Lächelnd sah Dani ihm nach. “Er ist niedlich.”
“Ja. Auch sehr anstrengend, aber wechsle nicht das Thema. Du dachtest, dass es mein Kind ist, nicht wahr?”
“Ich … ich habe es für möglich gehalten.”
“Ich habe keine Kinder, Dani.”
“Da du nicht verheiratet bist, passt das ja sehr gut.” Sie wollte sich nicht eingestehen, wie sehr sie das erleichterte. “Aber jetzt muss ich diese Nägel haben.”
“Okay.” Er zögerte einen Moment. “Vielleicht magst du anschließend mit Petey und mir in die Eisdiele gehen.”
“Aber gern. Geht schon voraus, ich komme dann nach.”
Als sie die Nägel bezahlte, lächelte sie. Sie mochte Kinder, und dass Jack einen Neffen hatte, störte sie nicht im Geringsten. Im Gegenteil.
Petey biss so herzhaft in sein Eis, dass die Schokoglasur absprang und auf den Boden fiel. Aufstöhnend griff Jack nach den Servietten.
“Petey, wie oft habe ich dir schon gesagt, dass du …”

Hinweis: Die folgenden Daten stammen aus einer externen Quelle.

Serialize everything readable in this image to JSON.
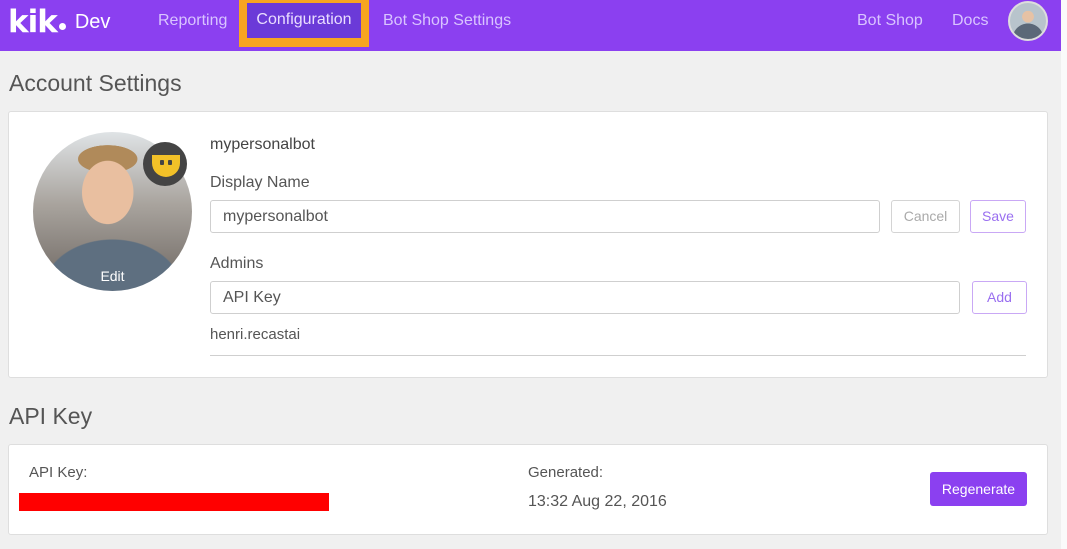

“Ich mach das schon”, bot Dani an. “Sorg du dafür, dass der Junge neue Schokolade bekommt.”
“Ja”, wiederholte Petey. “Mehr Schokolade, Onkel Jack!” Anklagend streckte er Jack das Eis hin.
Als Jack mit dem frisch glasierten Eis wieder zum Tisch kam, hatte Dani die alte Glasur weggewischt und lachte mit Petey zusammen. Der Anblick ließ Jacks Herz schneller schlagen.
Als sie sich mit der Zungenspitze Erdbeereis von den Lippen leckte, durchströmte es Jack heiß. “Petey hat mir erzählt, dass er bei dir lebt.”
“Das stimmt.”
Dani runzelte die Stirn. “Aber du wohnst doch jetzt auf der Bar-K-Ranch.”
“Mein Großvater und die Haushälterin kümmern sich um den Kleinen”, erklärte Jack. “Nächstes Jahr wird es einfacher, wenn Petey in die Vorschule kommt.”
“Ich bin klug”, verkündete Petey. “Ich kann schon lesen und so.”
“Wirklich?” Aus großen Augen sah sie Petey an und warf dann einen schnellen Blick zu Jack, der nur die Augen verdrehte und mit dem Kopf schüttelte. Lächelnd wandte sie sich wieder dem Jungen zu. “Ich habe gleich gemerkt, wie klug du bist. Irgendwann musst du mir mal was vorlesen.”
“Das kann ich”, erklärte Petey selbstsicher.
“Ich glaube es ja. Weißt du, Petey, du musst mal mit deinem Onkel zu Besuch zu mir kommen. Hättest du Lust dazu?”
“Weiß nicht. Wieso denn?” Er sah sie fragend an.
“Weil ich dich gern habe, darum. Wir können den Swimmingpool mit Wasser füllen und schwimmen.”
“Ich habe auch einen Pool”, unterbrach er sie.